Holy smokes. And flames. And evacuations. Three weeks ago I drove out of the county to go work at fire camps in Idaho. I was almost embarrassed looking at the Wallowa River while it’s so low and showing more skin than seems proper. Reminded me of glancing at the floor, trying to hold a conversation with someone wearing a hospital gown. But I had to peek, since the river was revealing the anatomy under a few fishing runs of particular interest. Some were about what I figured, but there were a few formations I wouldn’t have guessed so I got a good long gander at why I’ve been losing flies by the handful in some stretches. Be warned, fish.
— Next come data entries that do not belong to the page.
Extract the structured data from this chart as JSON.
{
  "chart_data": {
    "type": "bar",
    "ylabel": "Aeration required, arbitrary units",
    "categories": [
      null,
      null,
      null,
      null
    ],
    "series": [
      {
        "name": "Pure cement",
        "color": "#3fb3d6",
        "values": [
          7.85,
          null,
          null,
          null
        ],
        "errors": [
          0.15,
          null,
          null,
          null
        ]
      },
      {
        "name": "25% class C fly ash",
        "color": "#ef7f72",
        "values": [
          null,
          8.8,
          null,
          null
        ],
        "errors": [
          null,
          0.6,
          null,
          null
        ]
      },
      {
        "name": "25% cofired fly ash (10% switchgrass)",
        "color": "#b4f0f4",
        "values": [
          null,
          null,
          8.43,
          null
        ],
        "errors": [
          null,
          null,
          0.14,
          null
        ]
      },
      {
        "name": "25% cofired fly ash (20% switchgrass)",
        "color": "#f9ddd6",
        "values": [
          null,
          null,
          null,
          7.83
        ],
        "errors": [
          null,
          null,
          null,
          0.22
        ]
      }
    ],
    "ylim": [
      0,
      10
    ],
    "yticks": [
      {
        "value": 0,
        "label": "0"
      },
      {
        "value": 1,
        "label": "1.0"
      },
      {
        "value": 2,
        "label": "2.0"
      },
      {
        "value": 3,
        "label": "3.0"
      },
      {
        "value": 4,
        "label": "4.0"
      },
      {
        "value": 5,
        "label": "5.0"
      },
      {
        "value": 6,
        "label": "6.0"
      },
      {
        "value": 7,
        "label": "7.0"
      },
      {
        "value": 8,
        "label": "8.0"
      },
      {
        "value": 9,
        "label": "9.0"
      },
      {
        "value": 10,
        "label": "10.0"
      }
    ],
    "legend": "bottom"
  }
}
I’ve seen the blueprints now.

It’s so dry and crispy the big fire season projections have sure enough come true. I’m mailing this dispatch to Chieftain headquarters from a wildfire Incident Command Post over in Smiths Ferry, Idaho. A lovely wide spot in the road. My job is setting up and wiring yurts, then fixing things when breakers pop. Calculating the capacity for an electrical circuit is easy enough. You’ve got your volts, watts, amps and if you times or divide those or something, legend says it reveals how many map plotters, laptops, modems, printers, space heaters, air conditioners and coffee makers you can operate. Or ... just don’t plug a whole bunch of stuff into one outlet thingy. That’s my method, which is much, much easier to remember. 
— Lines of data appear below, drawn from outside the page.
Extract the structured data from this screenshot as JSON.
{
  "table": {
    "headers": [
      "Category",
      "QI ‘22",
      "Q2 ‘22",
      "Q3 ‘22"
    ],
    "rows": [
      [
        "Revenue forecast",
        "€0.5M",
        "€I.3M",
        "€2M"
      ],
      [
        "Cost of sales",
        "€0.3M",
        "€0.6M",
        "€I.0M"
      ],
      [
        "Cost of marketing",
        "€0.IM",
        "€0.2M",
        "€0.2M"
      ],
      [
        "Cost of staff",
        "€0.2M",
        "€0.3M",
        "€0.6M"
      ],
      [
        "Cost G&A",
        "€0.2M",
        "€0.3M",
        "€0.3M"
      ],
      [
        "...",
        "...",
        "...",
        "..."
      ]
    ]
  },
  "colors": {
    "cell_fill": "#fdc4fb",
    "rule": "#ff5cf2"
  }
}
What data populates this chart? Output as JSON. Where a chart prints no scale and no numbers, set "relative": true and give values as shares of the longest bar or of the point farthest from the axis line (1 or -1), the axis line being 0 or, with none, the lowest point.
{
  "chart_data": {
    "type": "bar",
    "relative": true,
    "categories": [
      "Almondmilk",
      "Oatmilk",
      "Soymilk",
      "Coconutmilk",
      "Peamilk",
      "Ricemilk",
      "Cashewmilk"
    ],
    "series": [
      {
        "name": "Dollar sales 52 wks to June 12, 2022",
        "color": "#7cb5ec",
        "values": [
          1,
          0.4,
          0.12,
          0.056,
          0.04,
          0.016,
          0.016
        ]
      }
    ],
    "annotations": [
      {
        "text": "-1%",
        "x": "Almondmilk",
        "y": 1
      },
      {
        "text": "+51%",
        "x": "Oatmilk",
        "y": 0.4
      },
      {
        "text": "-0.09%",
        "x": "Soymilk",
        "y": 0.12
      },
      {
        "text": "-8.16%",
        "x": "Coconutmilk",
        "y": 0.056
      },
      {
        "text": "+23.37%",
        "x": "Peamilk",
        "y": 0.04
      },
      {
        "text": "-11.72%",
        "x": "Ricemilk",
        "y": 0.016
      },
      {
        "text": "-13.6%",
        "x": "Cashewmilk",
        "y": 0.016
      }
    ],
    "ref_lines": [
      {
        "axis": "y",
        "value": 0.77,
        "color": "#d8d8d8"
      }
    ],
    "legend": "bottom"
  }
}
I usually send these columns in a few seconds before the last minute, but this time I got ahead of the game and wrote a fun little story about a fire out here they named The Not Creative Fire Fire. I thought that was awfully cute. That column had some jokes and stuff. I was pretty happy with it for having typed it in a tent next to a parking lot with a generator running in my ear. Then I saw the Chieftain headlines from back home and got updates from friends about Troy being evacuated, Hurricane Creek residents being on standby to vamoose, thirteen wildland firefighters killed this year in the West, fire budgets going dry, National Guard called up, Australians firefighters called over ... it’s just really not all that amusing. 
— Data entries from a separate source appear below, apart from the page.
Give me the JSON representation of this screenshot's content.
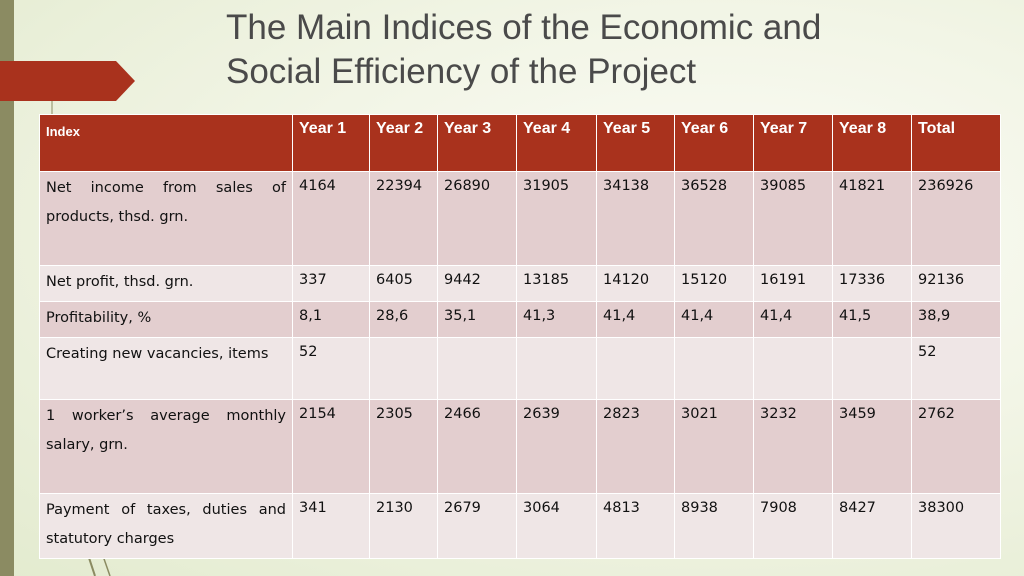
{
  "slide": {
    "title_line1": "The Main Indices of the Economic and",
    "title_line2": "Social Efficiency of the Project"
  },
  "colors": {
    "header": "#a9321d",
    "row_odd": "#e3cecf",
    "row_even": "#efe6e6",
    "accent_bar": "#8b8b62"
  },
  "table": {
    "headers": [
      "Index",
      "Year 1",
      "Year 2",
      "Year 3",
      "Year 4",
      "Year 5",
      "Year 6",
      "Year 7",
      "Year 8",
      "Total"
    ],
    "rows": [
      {
        "label": "Net income from sales of products, thsd. grn.",
        "values": [
          "4164",
          "22394",
          "26890",
          "31905",
          "34138",
          "36528",
          "39085",
          "41821",
          "236926"
        ]
      },
      {
        "label": "Net profit, thsd. grn.",
        "values": [
          "337",
          "6405",
          "9442",
          "13185",
          "14120",
          "15120",
          "16191",
          "17336",
          "92136"
        ]
      },
      {
        "label": "Profitability, %",
        "values": [
          "8,1",
          "28,6",
          "35,1",
          "41,3",
          "41,4",
          "41,4",
          "41,4",
          "41,5",
          "38,9"
        ]
      },
      {
        "label": "Creating new vacancies, items",
        "values": [
          "52",
          "",
          "",
          "",
          "",
          "",
          "",
          "",
          "52"
        ]
      },
      {
        "label": "1 worker’s average monthly salary, grn.",
        "values": [
          "2154",
          "2305",
          "2466",
          "2639",
          "2823",
          "3021",
          "3232",
          "3459",
          "2762"
        ]
      },
      {
        "label": "Payment of taxes, duties and statutory charges",
        "values": [
          "341",
          "2130",
          "2679",
          "3064",
          "4813",
          "8938",
          "7908",
          "8427",
          "38300"
        ]
      }
    ]
  }
}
I did see in the news some talk of shifting funds toward preventative fire management to reduce the threat, rather than waiting to pour money on fires once they blow up into a crisis. That seems like something worth pursuing. Having spent time driving out to spike camps recently on forest roads, where crews are staged to get back deeper in the hills to attack fires — it appears to me that having road access can sure be a handy thing. I know the drive to close forest roads in the Wallowa-Whitman is a great big complicated issue not for little ol’ me to understand — and that’s good, cause I don’t understand it. And I suppose it’s a drop in the bucket to remove dead wood one pickup load at a time, but I don’t believe I’ll ever understand how there’s not enough budget to reduce fuels and meanwhile you’ve got woodcutters actually paying to go remove dead trees from the forest, but that will be even more restricted if the road closures go through. Also, will somebody explain to me why we can’t go cut wood all winter if the roads aren’t snowed out? I don’t get that.

But I guess we can worry about snow-related matters if we ever get any of it. Thanks to all you fighters of fire out there digging line, hosing down and snuffing out the trouble spots. And will somebody go check on Smokey? Make sure he’s staying hydrated? All that fur combined with the summer he’s having is just a recipe for heat exhaustion. 

Be safe. 

Jon Rombach is a local columnist for the Chieftain.